I can't reproduce the problem based on this one line. Please submit a support request to Intel Premier Support and attach a small but complete program that demonstrates the problem. Or you can post a small but complete problem here for people to look at.

jft27 · ‎12-13-2005

okay here's an example where it does work

program shiftprob

  !the idea of the program is that if we store a block diagonal matrix
  !in a way where none of the zeros are kept and we then want to recover the
  !full structure then the function undiag will stick the blocks onto the diagonal parts of the array. 



  implicit none

  integer, parameter :: npol=3
  real :: a(npol, 4*npol), b(4*npol, 4*npol)


  a = 1.0 !a is where the matrix is stored

  b = undiag(a) !b will be block diagonal with the elements of a on the 'diagonal'

  print*, 'a', a
  print*, 'b', b



contains

  !=====================================================

  function undiag(x)
    
    real, dimension(:, :) :: x
    integer :: n, i, shift(npol)

    real, dimension(size(a, 2), size(a,2)) :: undiag

    n = size(x, 2)
    undiag = 0.0

    undiag(1:npol, :) = x

    do i = 1, n - npol + 1, npol
       shift = i-1
       undiag(:,i:i+npol-1) = cshift(undiag(:, i:i+npol-1),shift = (/i-1, i-1, i-1/) , dim = 1)

    end do


  end function undiag


  !====================================================

end program shiftprob

and here's one where it doesn't

program shiftprob

  !the idea of the program is that if we store a block diagonal matrix
  !in a way where none of the zeros are kept and we then want to recover the
  !full structure then the function undiag will stick the blocks onto the diagonal parts of the array. 



  implicit none

  integer, parameter :: npol=3
  real :: a(npol, 4*npol), b(4*npol, 4*npol)

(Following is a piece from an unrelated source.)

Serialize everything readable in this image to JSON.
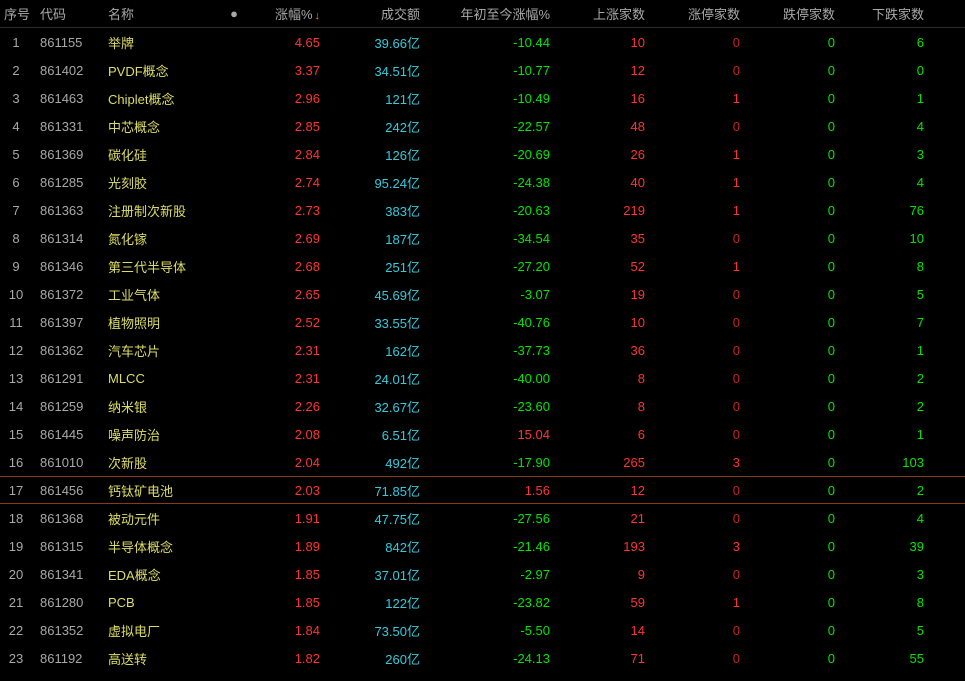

  a = 1.0 !a is where the matrix is stored

  b = undiag(a) !b will be block diagonal with the elements of a on the 'diagonal'

  print*, 'a', a
  print*, 'b', b



contains

  !=====================================================

  function undiag(x)
    
    real, dimension(:, :) :: x
    integer :: n, i, shift(npol)

    real, dimension(size(a, 2), size(a,2)) :: undiag

    n = size(x, 2)
    undiag = 0.0

    undiag(1:npol, :) = x

    do i = 1, n - npol + 1, npol
       shift = i-1
       undiag(:,i:i+npol-1) = cshift(undiag(:, i:i+npol-1),shift = shift , dim = 1)

    end do


  end function undiag


  !====================================================

end program shiftprob

compile with

ifort -CB shiftprob.f90 -o shiftprob

hope someone can tell me what I'm doing wrong
thanks
Jeremy

Message Edited by Steve_Lionel on 12-13-2005 12:58 PM

Steven_L_Intel1 · ‎12-13-2005

Hmm - works for me. What do you get when you type:

ifort -what shiftprob.f90

jft27 · ‎12-13-2005

Intel Fortran 9.0-5238

thanks for helping
Jeremy

Steven_L_Intel1 · ‎12-13-2005

Hmm, that's somewhat old. There's an update coming out later this week - try it on that and let me know what happens.